(Washington) Les États-Unis espèrent commencer leur campagne de vaccination contre la COVID-19 avant la mi-décembre, sitôt obtenue l’approbation des autorités sanitaires, et jusqu’à 20 millions de personnes pourraient être immunisées avant la fin de l’année si tout se passe comme prévu.

Agence France-Presse

« Notre plan est de pouvoir transporter les vaccins vers les sites d’immunisation dans les 24 heures suivant l’approbation, donc je m’attends à ce que ce soit peut-être au deuxième jour après l’approbation, le 11 ou le 12 décembre », a déclaré dimanche sur CNN Moncef Slaoui, un haut responsable de l’opération gouvernementale pour les vaccins.

M. Slaoui était interrogé sur la date attendue des premières vaccinations aux États-Unis.

PHOTO EVAN VUCCI, ARCHIVES ASSOCIATED PRESS

Le Dr Moncef Slaoui

L’immunologue Anthony Fauci, personnalité très respectée dans le pays, s’est lui aussi dit en confiance sur l’avancée des efforts.

Si tout se passe comme prévu et que les vaccins obtiennent la précieuse autorisation des autorités sanitaires, « nous aurons peut-être 20 millions de personnes qui pourront être vaccinées d’ici la mi à la fin décembre », a dit le DFauci sur CBS.

Immunité collective

Moncef Slaoui a par ailleurs dit espérer qu’une fois lancée, une campagne de vaccination massive, le pays pouvait s’attendre à atteindre une « immunité collective » au mois de mai.

« Normalement, avec le niveau d’efficacité que nous avons [95 %], le fait d’immuniser 70 % ou presque de la population permettrait d’avoir une vraie immunité collective. Cela arrivera probablement en mai, ou quelque chose comme ça selon nos plans », a-t-il affirmé.

« J’espère vraiment voir le niveau de perception négative du vaccin baisser et l’acceptation par les gens augmenter. Cela va être essentiel pour nous aider », a-t-il insisté, en allusion à la méfiance de beaucoup vis-à-vis d’un vaccin.

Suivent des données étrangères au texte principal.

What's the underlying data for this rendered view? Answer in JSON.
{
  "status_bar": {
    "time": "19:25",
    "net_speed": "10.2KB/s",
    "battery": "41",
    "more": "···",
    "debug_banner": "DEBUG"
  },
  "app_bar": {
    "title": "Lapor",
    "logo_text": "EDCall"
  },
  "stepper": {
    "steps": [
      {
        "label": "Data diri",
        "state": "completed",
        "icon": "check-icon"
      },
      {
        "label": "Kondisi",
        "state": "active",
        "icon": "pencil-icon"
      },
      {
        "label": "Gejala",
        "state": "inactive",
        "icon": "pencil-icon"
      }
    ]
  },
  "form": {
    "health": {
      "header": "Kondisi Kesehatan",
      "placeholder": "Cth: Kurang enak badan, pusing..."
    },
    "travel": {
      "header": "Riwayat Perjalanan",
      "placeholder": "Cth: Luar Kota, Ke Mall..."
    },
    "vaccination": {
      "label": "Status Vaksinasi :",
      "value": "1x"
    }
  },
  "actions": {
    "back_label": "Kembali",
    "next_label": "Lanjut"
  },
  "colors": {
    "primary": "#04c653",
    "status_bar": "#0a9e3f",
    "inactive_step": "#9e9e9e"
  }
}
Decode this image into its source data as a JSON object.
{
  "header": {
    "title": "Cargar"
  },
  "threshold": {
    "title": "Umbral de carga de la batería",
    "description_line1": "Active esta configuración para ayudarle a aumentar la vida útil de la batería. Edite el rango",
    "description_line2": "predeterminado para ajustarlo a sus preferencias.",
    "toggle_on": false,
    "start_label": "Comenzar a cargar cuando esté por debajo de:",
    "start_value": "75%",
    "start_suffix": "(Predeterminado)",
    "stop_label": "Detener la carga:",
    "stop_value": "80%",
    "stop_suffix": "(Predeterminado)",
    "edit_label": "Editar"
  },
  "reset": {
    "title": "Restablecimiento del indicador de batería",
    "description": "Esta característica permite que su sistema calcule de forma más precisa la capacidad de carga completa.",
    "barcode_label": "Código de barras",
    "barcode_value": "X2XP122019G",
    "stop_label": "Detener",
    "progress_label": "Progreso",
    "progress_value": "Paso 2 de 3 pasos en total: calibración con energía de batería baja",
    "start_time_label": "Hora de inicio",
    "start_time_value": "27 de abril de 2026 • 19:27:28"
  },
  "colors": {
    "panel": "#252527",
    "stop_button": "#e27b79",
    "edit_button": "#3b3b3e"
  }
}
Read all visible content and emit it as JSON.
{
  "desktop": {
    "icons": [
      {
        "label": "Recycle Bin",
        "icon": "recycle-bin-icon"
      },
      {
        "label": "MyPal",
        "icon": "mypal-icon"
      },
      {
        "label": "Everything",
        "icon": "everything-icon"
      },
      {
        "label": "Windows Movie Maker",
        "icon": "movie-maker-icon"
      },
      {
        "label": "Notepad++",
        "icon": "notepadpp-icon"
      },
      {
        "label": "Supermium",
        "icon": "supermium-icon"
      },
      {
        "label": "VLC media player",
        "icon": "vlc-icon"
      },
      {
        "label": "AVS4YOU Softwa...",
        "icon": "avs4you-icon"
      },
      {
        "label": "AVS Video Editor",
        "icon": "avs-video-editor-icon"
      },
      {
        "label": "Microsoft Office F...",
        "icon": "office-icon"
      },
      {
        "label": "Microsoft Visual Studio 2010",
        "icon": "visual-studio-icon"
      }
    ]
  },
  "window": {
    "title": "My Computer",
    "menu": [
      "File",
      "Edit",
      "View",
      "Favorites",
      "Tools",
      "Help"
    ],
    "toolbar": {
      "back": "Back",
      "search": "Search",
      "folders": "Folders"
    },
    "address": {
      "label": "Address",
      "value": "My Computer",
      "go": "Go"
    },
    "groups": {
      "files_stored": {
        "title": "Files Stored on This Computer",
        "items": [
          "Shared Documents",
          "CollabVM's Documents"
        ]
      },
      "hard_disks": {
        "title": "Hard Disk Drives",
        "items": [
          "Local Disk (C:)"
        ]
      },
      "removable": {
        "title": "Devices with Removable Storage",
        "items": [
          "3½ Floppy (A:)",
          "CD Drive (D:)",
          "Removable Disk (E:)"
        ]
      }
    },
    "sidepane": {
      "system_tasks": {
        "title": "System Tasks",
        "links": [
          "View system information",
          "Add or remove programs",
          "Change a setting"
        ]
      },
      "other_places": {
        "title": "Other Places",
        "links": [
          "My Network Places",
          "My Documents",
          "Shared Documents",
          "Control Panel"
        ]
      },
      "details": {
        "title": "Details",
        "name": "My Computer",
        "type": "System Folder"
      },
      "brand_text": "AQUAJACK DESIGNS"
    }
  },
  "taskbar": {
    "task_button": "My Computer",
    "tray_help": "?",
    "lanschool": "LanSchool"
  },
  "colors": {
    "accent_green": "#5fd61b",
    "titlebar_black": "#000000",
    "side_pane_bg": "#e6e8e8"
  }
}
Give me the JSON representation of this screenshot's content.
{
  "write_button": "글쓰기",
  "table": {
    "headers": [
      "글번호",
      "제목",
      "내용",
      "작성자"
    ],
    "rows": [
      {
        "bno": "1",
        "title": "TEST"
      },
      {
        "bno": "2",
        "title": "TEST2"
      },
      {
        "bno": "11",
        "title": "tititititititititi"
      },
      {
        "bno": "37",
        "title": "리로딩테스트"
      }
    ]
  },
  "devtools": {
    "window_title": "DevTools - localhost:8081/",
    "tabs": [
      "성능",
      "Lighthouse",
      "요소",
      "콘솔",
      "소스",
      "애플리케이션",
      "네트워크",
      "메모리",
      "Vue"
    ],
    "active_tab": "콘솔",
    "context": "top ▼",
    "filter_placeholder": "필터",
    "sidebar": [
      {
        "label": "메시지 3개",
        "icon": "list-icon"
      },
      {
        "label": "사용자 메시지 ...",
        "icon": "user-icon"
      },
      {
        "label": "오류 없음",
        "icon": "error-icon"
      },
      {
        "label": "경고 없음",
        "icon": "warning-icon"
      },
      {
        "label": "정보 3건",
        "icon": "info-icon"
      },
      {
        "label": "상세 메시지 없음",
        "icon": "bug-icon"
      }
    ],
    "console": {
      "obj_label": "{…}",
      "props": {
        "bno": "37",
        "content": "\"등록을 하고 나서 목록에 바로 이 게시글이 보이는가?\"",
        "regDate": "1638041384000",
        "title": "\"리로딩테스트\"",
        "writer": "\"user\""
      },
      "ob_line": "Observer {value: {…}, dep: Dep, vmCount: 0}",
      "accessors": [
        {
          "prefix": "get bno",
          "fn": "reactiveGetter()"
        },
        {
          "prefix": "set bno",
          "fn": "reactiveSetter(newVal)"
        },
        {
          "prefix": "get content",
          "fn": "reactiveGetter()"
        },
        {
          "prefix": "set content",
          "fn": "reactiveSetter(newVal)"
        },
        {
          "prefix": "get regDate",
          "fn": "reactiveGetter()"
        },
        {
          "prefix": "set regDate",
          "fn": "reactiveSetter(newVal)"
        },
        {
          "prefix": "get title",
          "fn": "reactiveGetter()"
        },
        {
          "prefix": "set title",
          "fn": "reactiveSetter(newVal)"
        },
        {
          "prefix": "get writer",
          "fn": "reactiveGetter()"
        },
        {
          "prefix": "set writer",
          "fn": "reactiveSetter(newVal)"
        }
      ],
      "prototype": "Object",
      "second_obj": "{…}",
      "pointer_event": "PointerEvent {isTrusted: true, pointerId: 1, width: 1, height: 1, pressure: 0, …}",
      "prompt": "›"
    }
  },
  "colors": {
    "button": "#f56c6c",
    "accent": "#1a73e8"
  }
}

Le Dr Fauci a abondé dans son sens.  

« Si on a un vaccin hautement efficace et que seule une proportion relativement petite de 40 à 50 % de la population est vaccinée, on n’aura pas l’immunité collective dont on a besoin. Ce dont nous avons besoin, c’est de faire vacciner autant de gens que possible », a-t-il plaidé.

Le Dr Fauci a de nouveau mis en garde contre un relâchement, alors que les États-Unis sont le pays le plus touché par la maladie en valeur absolue. Ils viennent de franchir la barre des 12 millions de cas recensés, et déplorent presque 256 000 morts.

« Nous sommes dans une situation très, très difficile à tous les niveaux », a-t-il souligné, en appelant la population à respecter les gestes-barrières.

Il s’est dit « vraiment inquiet » d’un pic pour Noël si les mesures préventives n’étaient pas respectées pour la fête de l'Action de grâce, qui tombe jeudi et lors de laquelle les Américains voyagent traditionnellement beaucoup.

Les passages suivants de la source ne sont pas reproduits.